Data visualisation and scales
Last updated on 2024-10-08 | Edit this page
Estimated time: 65 minutes
Overview
Questions
- How can I change the colour in my plots?
- How can I change the general look of my plot?
Objectives
- Use
scale_fill_xxx()
andscale_colour_xxx()
to change colours in your plot. - Use the
theme()
functions to change the general look of your plot.
Motivation
Now that we know how to subset and re-arrange our data a little, its time to explore the data again in plots.
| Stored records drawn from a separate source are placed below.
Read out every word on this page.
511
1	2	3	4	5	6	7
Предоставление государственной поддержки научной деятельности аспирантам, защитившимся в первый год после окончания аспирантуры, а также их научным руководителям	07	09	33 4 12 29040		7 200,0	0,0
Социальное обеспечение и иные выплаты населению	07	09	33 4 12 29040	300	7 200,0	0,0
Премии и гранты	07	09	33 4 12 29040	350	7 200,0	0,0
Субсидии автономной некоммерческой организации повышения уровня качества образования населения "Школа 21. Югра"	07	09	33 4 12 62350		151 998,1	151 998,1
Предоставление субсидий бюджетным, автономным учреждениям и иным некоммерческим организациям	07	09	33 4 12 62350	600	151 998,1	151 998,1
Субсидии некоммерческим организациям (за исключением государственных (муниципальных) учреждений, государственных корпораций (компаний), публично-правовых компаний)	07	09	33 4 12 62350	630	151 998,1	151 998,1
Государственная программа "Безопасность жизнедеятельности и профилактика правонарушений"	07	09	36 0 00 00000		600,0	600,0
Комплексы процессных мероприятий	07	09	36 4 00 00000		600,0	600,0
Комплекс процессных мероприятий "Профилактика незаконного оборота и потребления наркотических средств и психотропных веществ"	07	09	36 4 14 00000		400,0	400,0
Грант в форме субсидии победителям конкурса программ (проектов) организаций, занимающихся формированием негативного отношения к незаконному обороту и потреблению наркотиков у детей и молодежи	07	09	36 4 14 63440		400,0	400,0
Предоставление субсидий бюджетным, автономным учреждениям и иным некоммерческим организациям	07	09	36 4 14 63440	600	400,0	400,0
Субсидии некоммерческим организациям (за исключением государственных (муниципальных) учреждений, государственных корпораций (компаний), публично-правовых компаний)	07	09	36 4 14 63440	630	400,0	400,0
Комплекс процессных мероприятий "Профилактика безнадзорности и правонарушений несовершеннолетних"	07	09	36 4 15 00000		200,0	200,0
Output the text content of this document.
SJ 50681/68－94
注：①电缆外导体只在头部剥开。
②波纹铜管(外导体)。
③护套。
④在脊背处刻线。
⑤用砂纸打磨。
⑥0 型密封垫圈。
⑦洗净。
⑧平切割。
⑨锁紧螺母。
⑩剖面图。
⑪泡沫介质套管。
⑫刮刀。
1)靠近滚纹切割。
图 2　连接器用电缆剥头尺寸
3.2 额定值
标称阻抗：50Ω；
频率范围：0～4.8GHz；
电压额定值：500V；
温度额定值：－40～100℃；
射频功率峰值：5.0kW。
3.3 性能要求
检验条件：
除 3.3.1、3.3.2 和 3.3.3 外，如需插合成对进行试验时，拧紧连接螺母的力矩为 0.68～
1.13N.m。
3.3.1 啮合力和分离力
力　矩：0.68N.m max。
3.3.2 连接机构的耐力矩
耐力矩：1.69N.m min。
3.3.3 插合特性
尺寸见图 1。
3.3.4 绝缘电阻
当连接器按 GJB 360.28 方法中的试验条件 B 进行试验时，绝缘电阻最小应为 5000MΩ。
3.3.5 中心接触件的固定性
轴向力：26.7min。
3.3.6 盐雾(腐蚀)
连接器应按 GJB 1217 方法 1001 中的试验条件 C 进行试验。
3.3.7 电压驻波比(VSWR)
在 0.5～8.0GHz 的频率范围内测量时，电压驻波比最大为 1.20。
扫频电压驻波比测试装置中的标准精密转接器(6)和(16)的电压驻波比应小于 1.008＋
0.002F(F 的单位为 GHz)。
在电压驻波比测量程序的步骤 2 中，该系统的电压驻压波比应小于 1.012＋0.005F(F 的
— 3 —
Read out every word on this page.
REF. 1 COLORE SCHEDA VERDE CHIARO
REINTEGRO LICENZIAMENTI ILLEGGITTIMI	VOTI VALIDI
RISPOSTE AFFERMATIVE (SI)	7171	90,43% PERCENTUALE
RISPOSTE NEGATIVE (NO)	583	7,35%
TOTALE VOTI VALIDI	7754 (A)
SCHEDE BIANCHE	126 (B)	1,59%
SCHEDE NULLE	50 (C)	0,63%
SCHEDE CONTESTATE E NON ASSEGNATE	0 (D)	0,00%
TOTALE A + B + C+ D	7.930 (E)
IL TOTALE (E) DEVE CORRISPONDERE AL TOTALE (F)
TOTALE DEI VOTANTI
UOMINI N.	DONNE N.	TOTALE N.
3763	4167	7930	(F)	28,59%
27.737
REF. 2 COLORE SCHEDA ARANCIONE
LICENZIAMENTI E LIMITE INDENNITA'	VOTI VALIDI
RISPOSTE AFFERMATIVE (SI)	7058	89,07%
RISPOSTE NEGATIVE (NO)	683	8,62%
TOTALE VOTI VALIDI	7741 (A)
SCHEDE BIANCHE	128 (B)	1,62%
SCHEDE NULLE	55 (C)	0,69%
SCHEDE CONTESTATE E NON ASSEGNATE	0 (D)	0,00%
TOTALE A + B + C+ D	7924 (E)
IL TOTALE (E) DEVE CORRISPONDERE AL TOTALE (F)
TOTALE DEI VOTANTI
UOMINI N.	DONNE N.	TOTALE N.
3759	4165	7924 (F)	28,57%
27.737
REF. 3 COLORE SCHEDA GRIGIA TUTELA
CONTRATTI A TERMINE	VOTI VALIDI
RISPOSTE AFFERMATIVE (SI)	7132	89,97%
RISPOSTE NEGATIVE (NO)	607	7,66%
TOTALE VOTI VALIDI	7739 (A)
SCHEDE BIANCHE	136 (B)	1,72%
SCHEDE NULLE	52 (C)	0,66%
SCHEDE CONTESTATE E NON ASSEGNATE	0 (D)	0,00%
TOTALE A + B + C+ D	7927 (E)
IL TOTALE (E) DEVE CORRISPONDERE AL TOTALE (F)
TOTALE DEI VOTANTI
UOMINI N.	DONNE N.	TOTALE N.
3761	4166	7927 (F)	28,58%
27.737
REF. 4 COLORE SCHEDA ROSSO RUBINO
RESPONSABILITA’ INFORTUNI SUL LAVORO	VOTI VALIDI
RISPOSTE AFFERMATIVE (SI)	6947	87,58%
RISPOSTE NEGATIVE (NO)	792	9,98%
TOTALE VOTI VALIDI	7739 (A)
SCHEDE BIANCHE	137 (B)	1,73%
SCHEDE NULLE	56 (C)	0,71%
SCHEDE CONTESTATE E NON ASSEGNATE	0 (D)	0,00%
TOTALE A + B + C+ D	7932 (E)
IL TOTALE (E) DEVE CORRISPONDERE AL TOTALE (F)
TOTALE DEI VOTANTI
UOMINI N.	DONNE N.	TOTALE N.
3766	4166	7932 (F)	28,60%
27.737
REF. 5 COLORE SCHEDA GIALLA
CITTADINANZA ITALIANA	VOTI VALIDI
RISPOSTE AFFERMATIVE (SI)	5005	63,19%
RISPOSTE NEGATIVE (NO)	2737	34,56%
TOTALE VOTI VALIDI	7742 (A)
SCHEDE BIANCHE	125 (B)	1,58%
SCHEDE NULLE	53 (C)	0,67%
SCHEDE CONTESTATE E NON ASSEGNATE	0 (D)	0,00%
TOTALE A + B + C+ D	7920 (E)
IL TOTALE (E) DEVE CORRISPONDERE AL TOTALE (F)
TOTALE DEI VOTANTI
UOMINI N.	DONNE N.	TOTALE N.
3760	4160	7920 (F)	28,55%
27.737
Knowing how to apply what we know so far, with plotting, can help us create more exciting and informative plots. Additionally, changing the colour and general look of the plot might be necessary to adapt to journal expectation or company branding.
Piping into ggplot
Since we know about pipes, we should also explore how we can combine the pipes with ggplot, to reduce the data solely for the purpose of a plot, without changing the actual data. Perhaps you only want to plot the bill length of the males, to explore that data more directly.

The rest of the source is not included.